Auf der anderen Seite entwickelt Asunder, Sweet and Other Distress dadurch einen regelrecht unkomplizierten Reiz als bisher entschlackteste Platte der Kombo, die ohne Anlaufzeit unmittelbar ins Geschehen einsteigt, sich nicht einmal Sprachsamples gönnt, sondern ihre musikalischen Ziele konsequent abhakt und äußerst stringent große Szenarien malt. Der Gesamtfluss und allgemeine Climax über die beiden Drones gerät dabei sogar deutlich homogener und schlüssiger als jener des zusammengestückelt wirkenden ‚​Allelujah!
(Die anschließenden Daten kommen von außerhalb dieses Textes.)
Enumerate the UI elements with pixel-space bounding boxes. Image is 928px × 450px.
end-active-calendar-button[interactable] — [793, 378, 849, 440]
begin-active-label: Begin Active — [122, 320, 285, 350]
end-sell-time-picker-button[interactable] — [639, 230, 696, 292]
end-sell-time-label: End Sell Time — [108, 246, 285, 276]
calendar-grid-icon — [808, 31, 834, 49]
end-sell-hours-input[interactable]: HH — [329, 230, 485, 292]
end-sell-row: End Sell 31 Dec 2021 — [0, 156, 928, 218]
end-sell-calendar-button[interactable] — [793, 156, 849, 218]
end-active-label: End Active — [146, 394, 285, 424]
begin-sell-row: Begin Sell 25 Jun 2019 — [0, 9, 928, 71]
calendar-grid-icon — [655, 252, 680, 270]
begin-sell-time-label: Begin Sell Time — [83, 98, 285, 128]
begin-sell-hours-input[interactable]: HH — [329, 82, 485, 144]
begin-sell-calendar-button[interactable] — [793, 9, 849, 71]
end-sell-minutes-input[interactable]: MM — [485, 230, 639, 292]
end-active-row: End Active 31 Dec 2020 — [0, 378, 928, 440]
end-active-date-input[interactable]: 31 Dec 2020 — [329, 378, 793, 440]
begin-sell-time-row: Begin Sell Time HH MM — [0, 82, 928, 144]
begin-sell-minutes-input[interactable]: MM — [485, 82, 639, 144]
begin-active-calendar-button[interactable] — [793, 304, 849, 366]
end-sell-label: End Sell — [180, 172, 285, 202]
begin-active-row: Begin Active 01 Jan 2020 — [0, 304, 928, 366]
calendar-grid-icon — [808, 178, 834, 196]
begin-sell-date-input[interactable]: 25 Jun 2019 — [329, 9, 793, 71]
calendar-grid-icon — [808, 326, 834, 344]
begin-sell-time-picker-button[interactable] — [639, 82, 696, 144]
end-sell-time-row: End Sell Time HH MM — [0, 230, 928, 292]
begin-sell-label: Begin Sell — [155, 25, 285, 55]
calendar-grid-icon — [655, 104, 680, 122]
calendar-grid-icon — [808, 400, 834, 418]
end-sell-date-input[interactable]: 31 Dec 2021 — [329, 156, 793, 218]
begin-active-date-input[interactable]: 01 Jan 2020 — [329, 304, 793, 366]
Don’t Bend! Ascend!. Denn selbst wenn die Phase im Mittelteil von Asunder, Sweet and Other Distress abseits ihrer funktionierenden Atmosphärearbeit kaum eigenständige Eindrücke hinterlässt, sind die formwandelnden Zündstufen von Behemoth ohne jedwedes Fett kompakt verlötet, ermöglichen einen geradezu kurzweiligen Trip in das Postrock-Reich der Kanadier und werden vor allem rückblickend wohl ein endgültiges Freischwimmen von den über die Jahre der Abwesenheit ins uneinholbar-astronomische angewachsenen Erwartungshaltungen ermöglichen: Man kann sich langsam damit abfinden, dass Godspeed You! Black Emperor im zweiten Leben ihr eigenes Genre nicht noch einmal revolutionieren werden (wollen). Um es jedoch weiterhin (mitzu)dominieren – so vermittelt es das sehr feine, aber auch hungrig hinterlassende Asunder, Sweet and Other Distress – genügt diesmal praktisch ein unangestrengter Spaziergang.